Scandales



Mariage blanc


J’ai déjà dit avoir célébré environ deux mille mariages.

En effet, à cette époque, il y en avait beaucoup.

Par exemple, le dernier samedi avant les vacances de la bonneterie, il est arrivé d’y en avoir près d’une quarantaine. En plus de la salle des mariages, il fallait en faire dans le petit salon.

Même, quelques fois, nous faisions rentrer 3 mariages ensemble (quand il n’y avait pas beaucoup d’invités), et je ne lisais qu’une fois le code au lieu de trois, puis demandais à chaque couple séparément leur accord.

 

Un jour, on me demande de célébrer un mariage, un vendredi en fin d’après-midi. Ce sont deux jeunes de la Mission Locale qui me l’ont demandé, puisque j’étais vice-président de cette association.

 

J’arrive dans la salle des mariages, et vois en effet la jeune fille avec son petit ami.

Je la félicite et lui dis que je suis content pour eux deux...

Elle me répond qu’elle ne se marie pas avec lui, qu’il ne sera que son témoin, qu’elle a eu un grand coup de foudre et elle me présente le futur.

C’est un Mauricien.

Je n’ai rien à dire, mais me renseigne quand même, discrètement auprès de la responsable du service de l’Etat-Civil.

On me confirme que tout est en ordre, qu’ils ont reçu toutes les pièces nécessaires.

 

Je procède donc à la célébration du mariage.

 

Ayant quand même une arrière pensée, la cérémonie terminée, je téléphone à la Mission Locale pour demander le portrait physique du deuxième témoin.

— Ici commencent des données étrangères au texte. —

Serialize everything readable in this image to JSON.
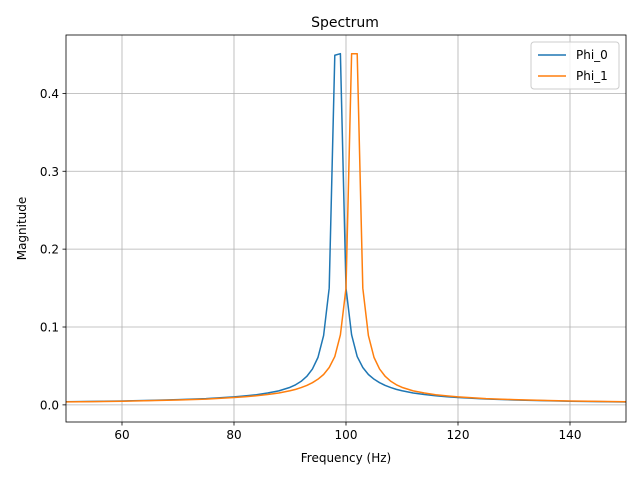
{
  "chart_data": {
    "type": "line",
    "title": "Spectrum",
    "xlabel": "Frequency (Hz)",
    "ylabel": "Magnitude",
    "xlim": [
      50,
      150
    ],
    "ylim": [
      -0.022,
      0.475
    ],
    "xticks": [
      60,
      80,
      100,
      120,
      140
    ],
    "yticks": [
      0.0,
      0.1,
      0.2,
      0.3,
      0.4
    ],
    "grid": true,
    "legend_position": "top-right",
    "series": [
      {
        "name": "Phi_0",
        "color": "#1f77b4",
        "x": [
          50,
          55,
          60,
          65,
          70,
          75,
          80,
          82,
          84,
          86,
          88,
          90,
          91,
          92,
          93,
          94,
          95,
          96,
          97,
          98,
          99,
          100,
          101,
          102,
          103,
          104,
          105,
          106,
          107,
          108,
          109,
          110,
          112,
          114,
          116,
          118,
          120,
          125,
          130,
          135,
          140,
          145,
          150
        ],
        "values": [
          0.004,
          0.0045,
          0.005,
          0.0057,
          0.0067,
          0.008,
          0.0103,
          0.0115,
          0.013,
          0.0152,
          0.018,
          0.0225,
          0.0258,
          0.0303,
          0.0366,
          0.046,
          0.061,
          0.089,
          0.15,
          0.449,
          0.451,
          0.15,
          0.09,
          0.062,
          0.048,
          0.039,
          0.033,
          0.0285,
          0.025,
          0.0222,
          0.0199,
          0.0181,
          0.0153,
          0.0133,
          0.0117,
          0.0104,
          0.0094,
          0.0076,
          0.0063,
          0.0054,
          0.0047,
          0.0041,
          0.0037
        ]
      },
      {
        "name": "Phi_1",
        "color": "#ff7f0e",
        "x": [
          50,
          55,
          60,
          65,
          70,
          75,
          80,
          82,
          84,
          86,
          88,
          90,
          91,
          92,
          93,
          94,
          95,
          96,
          97,
          98,
          99,
          100,
          101,
          102,
          103,
          104,
          105,
          106,
          107,
          108,
          109,
          110,
          112,
          114,
          116,
          118,
          120,
          125,
          130,
          135,
          140,
          145,
          150
        ],
        "values": [
          0.0038,
          0.0042,
          0.0047,
          0.0054,
          0.0062,
          0.0074,
          0.0094,
          0.0104,
          0.0117,
          0.0133,
          0.0153,
          0.0181,
          0.0199,
          0.0222,
          0.025,
          0.0285,
          0.033,
          0.039,
          0.048,
          0.062,
          0.09,
          0.15,
          0.451,
          0.451,
          0.15,
          0.089,
          0.061,
          0.046,
          0.0366,
          0.0303,
          0.0258,
          0.0225,
          0.018,
          0.0152,
          0.013,
          0.0115,
          0.0103,
          0.008,
          0.0067,
          0.0057,
          0.005,
          0.0045,
          0.004
        ]
      }
    ]
  }
}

En effet, j’avais eu en face de moi une petite jeune fille fluette, alors que le nom prononcé me rappelait plutôt un grosse boulotte.

C’est bien ce que l’on me confirme.

Je rencontre aussitôt la responsable du service de l’Etat-Civil, et ne suis pas long à comprendre que nous avons été mystifiés, et que j’ai dû célébrer un mariage blanc ! (Un mariage blanc, aussi appelé mariage de complaisance, est un mariage contracté dans d'autres buts que la vie commune).

 

Tout s’enclenche alors très vite.

Je téléphone au Procureur de la République pour lui faire part de mes soupçons, afin qu’il me couvre pour l’enquête policière que je déclenche sur le champ.  

Ensuite, je lui confirme par écrit mon récit, afin que le mariage puisse être annulé.

 

J’envoie notre police municipale au domicile de la jeune femme, mais il n’y a personne. Cependant, nos policiers apprennent que les nouveaux mariés doivent se rendre à Paris le lendemain matin, par un des premiers trains.

 

Le samedi, je suis dès 7 heures à mon bureau à la Marie, attendant la suite des évènements.

Vers 8 heures, nos policiers m’amènent la jeune mariée de la veille et son petit ami, qu’ils ont trouvé dormant tranquillement ensemble dans leur appartement.

Ils me signalent également que le marié vient d’être appréhendé sur le quai de la gare, et emmené par la Police Nationale.

 

La jeune femme me raconte alors, le plus naïvement du monde, son histoire.

Elle a fait la connaissance un mois auparavant, du Mauricien qui lui promet, pour ce mariage blanc, une robe neuve et 1.500 francs. Une aubaine pour elle qui n’a pas d’argent. Elle aime toujours son petit copain, continuant de vivre avec lui, et n’a jamais couché avec le Mauricien.

 

Ces mariages de complaisance étaient pratiqués pour acquérir la nationalité française. En effet, à cette époque, un étranger qui épousait une Française, pouvait devenir français six mois après le mariage, par simple déclaration, sans condition de délai, ni de résidence, sur justification du dépôt de l’acte de mariage auprès de l’autorité administrative compétente.

 

Une semaine après, mon Député-Maire Robert Galley, que j’avais mis au courant, intervenait à la tribune de l’Assemblée Nationale et la loi était changée.